Top regulators spent much of last year trying to rein in China's runaway growth, blamed for rising prices and shortages of power, rail capacity, and fuel. China's double-digit growth in demand has also driven up prices of commodities such as crude oil and steel around the world.

Controls not working

Wen's lower target of "around 7 percent" was adopted by the State Development and Reform Commission as a priority task and was repeated by People's Bank of China Governor Zhou Xiaochuan in an April 24 speech to the International Monetary Fund in Washington.

The government has relied heavily on administrative attempts to control the economy, but very little on traditional macro-economic levers currently used in developed economies, experts told RFA.

"The controls have not worked so far, and you really wouldn't expect them to work, given the nature of the controls and the nature of the situation," Barry Naughton, professor of Chinese economics at the University of California told RFA reporter Michael Lelyveld.

"If people think that a real estate investment is going to be profitable, restricting the supply of land to real estate isn't going to slow down investment in real estate.

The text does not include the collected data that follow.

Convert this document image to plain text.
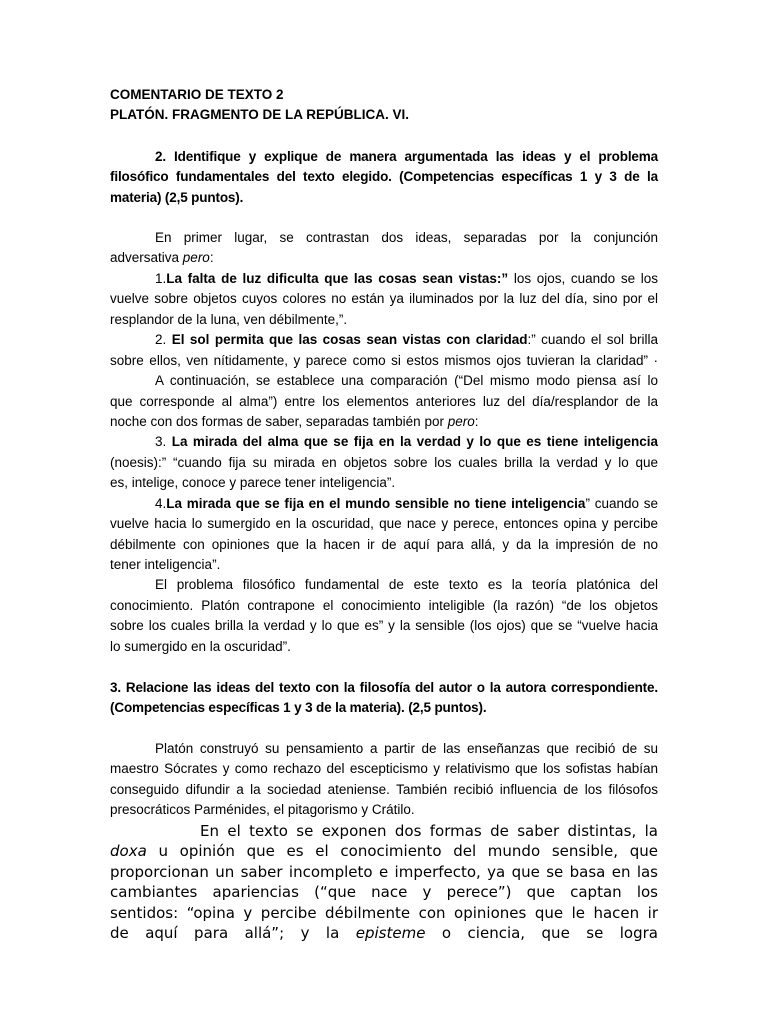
COMENTARIO DE TEXTO 2
PLATÓN. FRAGMENTO DE LA REPÚBLICA. VI.
2. Identifique y explique de manera argumentada las ideas y el problema
filosófico fundamentales del texto elegido. (Competencias específicas 1 y 3 de la
materia) (2,5 puntos).
En primer lugar, se contrastan dos ideas, separadas por la conjunción
adversativa pero:
1.La falta de luz dificulta que las cosas sean vistas:” los ojos, cuando se los
vuelve sobre objetos cuyos colores no están ya iluminados por la luz del día, sino por el
resplandor de la luna, ven débilmente,”.
2. El sol permita que las cosas sean vistas con claridad:” cuando el sol brilla
sobre ellos, ven nítidamente, y parece como si estos mismos ojos tuvieran la claridad” ·
A continuación, se establece una comparación (“Del mismo modo piensa así lo
que corresponde al alma”) entre los elementos anteriores luz del día/resplandor de la
noche con dos formas de saber, separadas también por pero:
3. La mirada del alma que se fija en la verdad y lo que es tiene inteligencia
(noesis):” “cuando fija su mirada en objetos sobre los cuales brilla la verdad y lo que
es, intelige, conoce y parece tener inteligencia”.
4.La mirada que se fija en el mundo sensible no tiene inteligencia” cuando se
vuelve hacia lo sumergido en la oscuridad, que nace y perece, entonces opina y percibe
débilmente con opiniones que la hacen ir de aquí para allá, y da la impresión de no
tener inteligencia”.
El problema filosófico fundamental de este texto es la teoría platónica del
conocimiento. Platón contrapone el conocimiento inteligible (la razón) “de los objetos
sobre los cuales brilla la verdad y lo que es” y la sensible (los ojos) que se “vuelve hacia
lo sumergido en la oscuridad”.
3. Relacione las ideas del texto con la filosofía del autor o la autora correspondiente.
(Competencias específicas 1 y 3 de la materia). (2,5 puntos).
Platón construyó su pensamiento a partir de las enseñanzas que recibió de su
maestro Sócrates y como rechazo del escepticismo y relativismo que los sofistas habían
conseguido difundir a la sociedad ateniense. También recibió influencia de los filósofos
presocráticos Parménides, el pitagorismo y Crátilo.
En el texto se exponen dos formas de saber distintas, la
doxa u opinión que es el conocimiento del mundo sensible, que
proporcionan un saber incompleto e imperfecto, ya que se basa en las
cambiantes apariencias (“que nace y perece”) que captan los
sentidos: “opina y percibe débilmente con opiniones que le hacen ir
de aquí para allá”; y la episteme o ciencia, que se logra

It's simply going to mean that people will invest more rapidly in the land that they have available, and that land will go up in value," Naughton said.

Currency under pressure

"The dirty secret of planned economies was they were never really controllable in that way. And if China's economy wasn't controllable through that kind of command-and-control system in the early 1980s, when it was only one-eighth the size of what it is now, it certainly isn't controllable that way now," he said.

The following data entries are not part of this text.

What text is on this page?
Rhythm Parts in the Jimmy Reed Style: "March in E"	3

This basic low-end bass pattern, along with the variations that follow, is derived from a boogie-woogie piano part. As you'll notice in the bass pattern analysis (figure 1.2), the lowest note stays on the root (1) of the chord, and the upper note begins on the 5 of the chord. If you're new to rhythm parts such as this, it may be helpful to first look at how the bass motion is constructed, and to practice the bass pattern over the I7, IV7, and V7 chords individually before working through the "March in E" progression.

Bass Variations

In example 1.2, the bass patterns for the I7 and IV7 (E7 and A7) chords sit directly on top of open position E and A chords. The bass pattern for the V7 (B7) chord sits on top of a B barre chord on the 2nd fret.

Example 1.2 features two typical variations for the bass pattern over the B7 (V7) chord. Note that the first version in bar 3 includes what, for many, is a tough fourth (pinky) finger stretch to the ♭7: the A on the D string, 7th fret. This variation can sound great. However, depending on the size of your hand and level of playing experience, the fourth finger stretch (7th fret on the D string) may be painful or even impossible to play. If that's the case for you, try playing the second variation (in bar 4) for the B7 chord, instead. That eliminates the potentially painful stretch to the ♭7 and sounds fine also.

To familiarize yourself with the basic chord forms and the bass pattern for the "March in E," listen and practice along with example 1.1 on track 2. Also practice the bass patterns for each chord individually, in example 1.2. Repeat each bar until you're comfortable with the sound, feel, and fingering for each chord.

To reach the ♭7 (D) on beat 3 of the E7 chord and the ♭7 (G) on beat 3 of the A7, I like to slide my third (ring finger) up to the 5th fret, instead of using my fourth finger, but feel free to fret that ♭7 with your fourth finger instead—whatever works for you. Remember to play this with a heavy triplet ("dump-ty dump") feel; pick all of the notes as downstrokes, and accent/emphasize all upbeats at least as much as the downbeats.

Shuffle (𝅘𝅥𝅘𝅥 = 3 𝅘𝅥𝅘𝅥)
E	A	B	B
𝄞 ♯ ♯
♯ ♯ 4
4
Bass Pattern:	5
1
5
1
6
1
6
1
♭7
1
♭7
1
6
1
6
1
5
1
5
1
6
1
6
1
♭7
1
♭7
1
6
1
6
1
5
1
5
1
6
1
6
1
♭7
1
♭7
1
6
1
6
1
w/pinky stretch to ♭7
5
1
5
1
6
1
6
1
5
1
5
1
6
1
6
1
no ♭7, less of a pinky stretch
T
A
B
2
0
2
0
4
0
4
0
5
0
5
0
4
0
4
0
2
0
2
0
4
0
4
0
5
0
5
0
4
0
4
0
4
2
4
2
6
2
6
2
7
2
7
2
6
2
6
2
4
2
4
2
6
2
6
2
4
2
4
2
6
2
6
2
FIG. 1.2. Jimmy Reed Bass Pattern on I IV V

Gary Jefferson, professor and chair of the economics department at Brandeis University, said China's peg to the U.S. dollar, which it has come under increasing pressure from trading partners to revalue, may also have contributed to runaway economic growth.

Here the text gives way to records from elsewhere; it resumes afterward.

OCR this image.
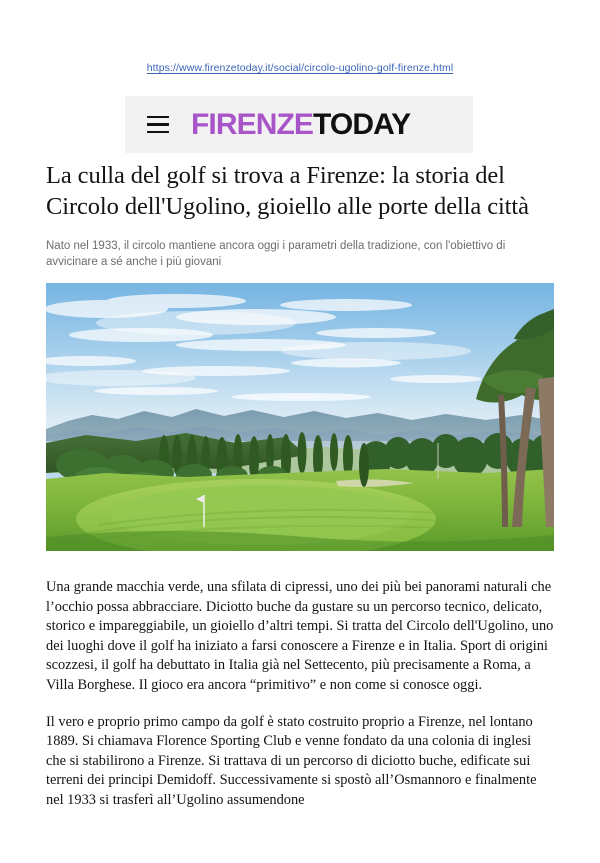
https://www.firenzetoday.it/social/circolo-ugolino-golf-firenze.html
FIRENZETODAY
La culla del golf si trova a Firenze: la storia del Circolo dell'Ugolino, gioiello alle porte della città

Nato nel 1933, il circolo mantiene ancora oggi i parametri della tradizione, con l'obiettivo di avvicinare a sé anche i più giovani

Una grande macchia verde, una sfilata di cipressi, uno dei più bei panorami naturali che l’occhio possa abbracciare. Diciotto buche da gustare su un percorso tecnico, delicato, storico e impareggiabile, un gioiello d’altri tempi. Si tratta del Circolo dell'Ugolino, uno dei luoghi dove il golf ha iniziato a farsi conoscere a Firenze e in Italia. Sport di origini scozzesi, il golf ha debuttato in Italia già nel Settecento, più precisamente a Roma, a Villa Borghese. Il gioco era ancora “primitivo” e non come si conosce oggi.

Il vero e proprio primo campo da golf è stato costruito proprio a Firenze, nel lontano 1889. Si chiamava Florence Sporting Club e venne fondato da una colonia di inglesi che si stabilirono a Firenze. Si trattava di un percorso di diciotto buche, edificate sui terreni dei principi Demidoff. Successivamente si spostò all’Osmannoro e finalmente nel 1933 si trasferì all’Ugolino assumendone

Since the Chinese yuan is pegged to the dollar, its value fell along with it, making Chinese goods cheaper on other markets abroad, Jefferson said.

"The fall of the dollar has taken with it the Chinese yuan , which has been depreciating and thereby making Chinese exports all the more competitive, and so my expectation is that net exports, the excess of exports over imports, has been growing during the year and has quite possibly accelerated during the fourth quarter."

"If these high rates of growth translate into accelerating inflation, then clearly a revaluation of the Chinese currency will be an increasingly important policy instrument, and it will also be increasingly difficult to rely exclusively on other macroeconomic instruments in order to maintain GDP targets and price stability," he said.

China overshot its inflation target of 3 percent in 2004; consumer prices rose by 3.9 percent for the whole of 2004, compared with a rise of just 1.2 percent in the previous year.

Political obstacles

Growth in fixed asset investments reached 25.8 percent in spite of a government crackdown on bank loans and land use for new projects in overheated sectors like steel.

Naughton said the Beijing political climate made use of macroeconomic controls such as interest rates more problematic.

"I think there's intense debate about this in China. There certainly are people in the Chinese government who would prefer to see a much stronger reliance on standard macroeconomic levers, and I think those people are right."

"The problem is that the policy-making is still so politicized, and the premier and the other crucial economic decision-makers have been convinced by the planning commission, which is to say the State Reform and Development Commission, that they could achieve objectives without cost by using the administrative apparatus to adjust the structure and change certain types of investment."

On Feb. 5, Central Bank Governor Zhou Xiaochuan said China had been preparing for the last year for exchange-rate reform but would proceed "in a measured way."

On Feb. 7 Zhou told a meeting of central bankers in Hong Kong that China would consider its interest-rate policy but didn't say when a rate hike might come.

In its quarterly report on the Chinese economy on Feb. 4, the World Bank said the risk of overheating had declined but could rise again. China "should be prepared to raise interest rates again, if and when needed," the report said.